In 2018, nude images or obscene videos of children accounted for 44 percent of the total sexual exploitation cases, she said, a ratio that quickly grew to 59.1 percent in 2019 and 77.6 percent in the first six months of this year.

According to Chang, around 1,200 child sexual abuse cases happen in Taiwan every year, with junior high school students the most likely to be the victims, followed by senior high school students.

However, statistics compiled this year show that the number of grade school victims has been increasing at an alarming rate, she said, attributing the emerging trend to the ubiquitous use of the internet and smartphones.

When parents don't spend enough time with their children, their offspring can easily find companions via internet chat platforms and fall prey to sexual predators, she said.

The youngsters are often lured into taking intimate photos of themselves or making obscene films, she said.

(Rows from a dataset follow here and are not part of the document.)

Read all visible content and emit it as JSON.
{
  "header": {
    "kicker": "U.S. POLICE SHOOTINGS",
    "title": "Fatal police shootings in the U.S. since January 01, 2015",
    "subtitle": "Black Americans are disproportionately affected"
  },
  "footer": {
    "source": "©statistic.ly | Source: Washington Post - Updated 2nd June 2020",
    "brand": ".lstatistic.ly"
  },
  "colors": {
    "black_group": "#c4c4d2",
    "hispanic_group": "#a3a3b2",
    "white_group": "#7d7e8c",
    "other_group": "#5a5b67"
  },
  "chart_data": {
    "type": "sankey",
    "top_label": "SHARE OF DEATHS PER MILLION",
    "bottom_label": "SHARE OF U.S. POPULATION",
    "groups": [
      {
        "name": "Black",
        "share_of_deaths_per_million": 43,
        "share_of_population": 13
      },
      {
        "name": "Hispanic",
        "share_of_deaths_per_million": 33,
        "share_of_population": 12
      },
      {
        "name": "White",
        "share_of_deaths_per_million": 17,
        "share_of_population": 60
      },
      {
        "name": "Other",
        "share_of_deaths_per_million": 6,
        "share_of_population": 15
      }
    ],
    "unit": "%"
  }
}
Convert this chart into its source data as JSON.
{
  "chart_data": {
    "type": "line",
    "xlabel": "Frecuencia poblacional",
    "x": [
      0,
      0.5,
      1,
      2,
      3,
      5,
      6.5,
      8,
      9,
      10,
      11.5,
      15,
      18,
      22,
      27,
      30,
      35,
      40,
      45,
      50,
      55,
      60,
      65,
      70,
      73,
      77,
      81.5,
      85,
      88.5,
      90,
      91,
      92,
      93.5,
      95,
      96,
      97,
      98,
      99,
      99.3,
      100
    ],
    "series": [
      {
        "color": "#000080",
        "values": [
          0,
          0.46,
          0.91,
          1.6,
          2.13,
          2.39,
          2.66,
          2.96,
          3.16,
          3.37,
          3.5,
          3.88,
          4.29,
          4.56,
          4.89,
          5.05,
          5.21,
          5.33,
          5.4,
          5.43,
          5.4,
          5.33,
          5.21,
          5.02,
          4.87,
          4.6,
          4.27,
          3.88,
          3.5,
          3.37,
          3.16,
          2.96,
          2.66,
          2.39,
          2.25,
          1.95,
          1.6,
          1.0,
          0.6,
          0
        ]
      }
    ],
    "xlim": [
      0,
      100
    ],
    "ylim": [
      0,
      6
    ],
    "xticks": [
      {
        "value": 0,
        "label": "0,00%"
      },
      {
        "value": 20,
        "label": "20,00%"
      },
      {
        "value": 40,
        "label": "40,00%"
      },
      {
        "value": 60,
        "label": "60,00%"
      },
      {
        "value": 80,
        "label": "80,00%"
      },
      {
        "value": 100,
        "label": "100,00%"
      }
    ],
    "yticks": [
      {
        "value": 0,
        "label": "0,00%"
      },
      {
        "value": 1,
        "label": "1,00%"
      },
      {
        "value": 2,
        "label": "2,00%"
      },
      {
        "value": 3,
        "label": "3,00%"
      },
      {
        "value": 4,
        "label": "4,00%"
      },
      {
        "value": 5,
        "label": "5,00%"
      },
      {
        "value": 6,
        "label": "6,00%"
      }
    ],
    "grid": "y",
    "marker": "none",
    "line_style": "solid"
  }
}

Once these indecent materials are uploaded to the internet, they swiftly go viral, she went on.

Worst of all, however, is that most victims are afraid to reach out and seek help for fear of being blamed and seeing the many comments left by netizens who want to look at such photos or films, she said.

Such a deterrent in the social atmosphere for the victims only causes even greater damage to the exploited children, she pointed out.

Chang urged members of the public to report to the police if they see obscene or pornographic photos of children on the internet, because everyone could be a whistle-blower who is helping to eradicate child abuse.